AstraZeneca needs to set itself free

Monday, January 04, 2016

AstraZeneca may need more freedom of movement.

The U.K. pharmaceuticals company has been bolstering profits with a series of “externalization” deals, designed to keep its earnings per share above $4.20. That is one of the targets baked into management pay plans, which requires earnings per share to be at least 1.5 times dividend payouts.

There are good reasons to ditch the threshold. It leaves AstraZeneca open to the charge of cannibalizing long-term earnings power for short-term gain.

It also fuels worries that Astra won’t be able to control its spending, while simultaneously feeding concerns that the company isn’t investing enough.

Astra’s existing business faces near-term patent expirations as well as mounting pressure in areas like diabetes. But the company’s appeal is built on long-term growth and the strength of its pipeline.

Recent deals, like the purchase of ZS Pharma and a stake in blood-cancer specialist Acerta, have underlined that Astra’s real focus is on long-term growth, not short-term earnings. As data shore up confidence in new drugs, the stock—which has gone virtually nowhere since Pfizer dropped its £55-a-share ($81) takeover interest in Astra in May 2014—should benefit.

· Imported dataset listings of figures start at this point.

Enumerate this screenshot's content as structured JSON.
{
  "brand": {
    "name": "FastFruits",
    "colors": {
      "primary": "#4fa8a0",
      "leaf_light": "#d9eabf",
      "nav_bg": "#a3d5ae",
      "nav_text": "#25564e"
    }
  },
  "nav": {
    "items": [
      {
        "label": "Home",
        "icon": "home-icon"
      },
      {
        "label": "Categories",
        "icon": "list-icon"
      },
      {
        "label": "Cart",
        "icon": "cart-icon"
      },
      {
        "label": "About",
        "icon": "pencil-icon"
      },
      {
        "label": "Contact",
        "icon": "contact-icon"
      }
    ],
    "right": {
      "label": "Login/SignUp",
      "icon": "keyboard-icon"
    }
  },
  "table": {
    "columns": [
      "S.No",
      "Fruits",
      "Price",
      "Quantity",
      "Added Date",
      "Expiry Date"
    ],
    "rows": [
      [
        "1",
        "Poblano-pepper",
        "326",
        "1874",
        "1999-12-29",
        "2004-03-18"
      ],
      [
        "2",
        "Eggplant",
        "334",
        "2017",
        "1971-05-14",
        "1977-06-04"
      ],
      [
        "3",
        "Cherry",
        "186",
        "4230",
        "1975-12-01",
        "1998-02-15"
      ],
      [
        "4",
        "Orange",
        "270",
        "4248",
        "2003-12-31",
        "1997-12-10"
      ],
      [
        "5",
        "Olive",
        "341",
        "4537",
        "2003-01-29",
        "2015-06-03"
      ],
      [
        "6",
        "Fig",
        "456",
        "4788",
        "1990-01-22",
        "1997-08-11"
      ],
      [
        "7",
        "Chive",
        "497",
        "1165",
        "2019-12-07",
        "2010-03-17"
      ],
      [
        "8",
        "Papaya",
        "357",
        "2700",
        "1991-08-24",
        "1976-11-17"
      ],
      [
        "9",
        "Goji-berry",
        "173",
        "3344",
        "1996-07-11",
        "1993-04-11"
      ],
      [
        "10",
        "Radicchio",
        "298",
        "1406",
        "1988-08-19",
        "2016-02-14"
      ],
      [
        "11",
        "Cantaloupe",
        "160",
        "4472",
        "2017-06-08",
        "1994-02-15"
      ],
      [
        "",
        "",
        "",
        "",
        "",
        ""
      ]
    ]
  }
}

True, the $4.20 marker has forced Astra to prioritize. UBS concedes that the company raised about $2 billion last year through licensing, partnerships and other deals last year, without negatively affecting forecast earnings and cash flows.

But it is odd that a business whose value rests on the long-term future of its pipeline is being run to hit such a short-term goal. Astra does have scope to economize: Its cost-to-sales ratio is the highest in the European sector, notes Moody’s, partly thanks to depressed sales. But some investors worry that Astra actually isn’t investing enough.

In immuno-oncology, Astra is going up against Bristol-Myers Squibb, Merck and Roche, rivals with a head start on the U.K. company. As the science develops, the goal posts for success shift. Astra said in November that its first immuno-oncology trial, designed to speed up getting to market, now likely wouldn’t enable regulatory filings given rival approvals. Getting an edge means finding combinations of drugs that are highly effective, which requires large numbers of expensive trials.

Astra was on track to spend about $4.5 billion in research and development last year on its broad-ranging pipeline. Yet oncology specialist Roche is estimated to have spent about 9.3 billion Swiss francs ($9.3 billion). This isn’t too surprising: Roche has roughly double Astra’s overall revenue. But one analyst estimates close to 40% of Roche’s budget may be going into immuno-oncology, where it has about 30 combination trials running across eight new drugs. In other words, Astra faces big-spending opposition.

Ditching the target shouldn’t mean letting management off the hook. By all means, link pay more closely to the ambitious revenue target of $45 billion for 2023, unveiled in the heat of the Pfizer defense. That would be more in tune with investors’ concerns and Astra’s strategy.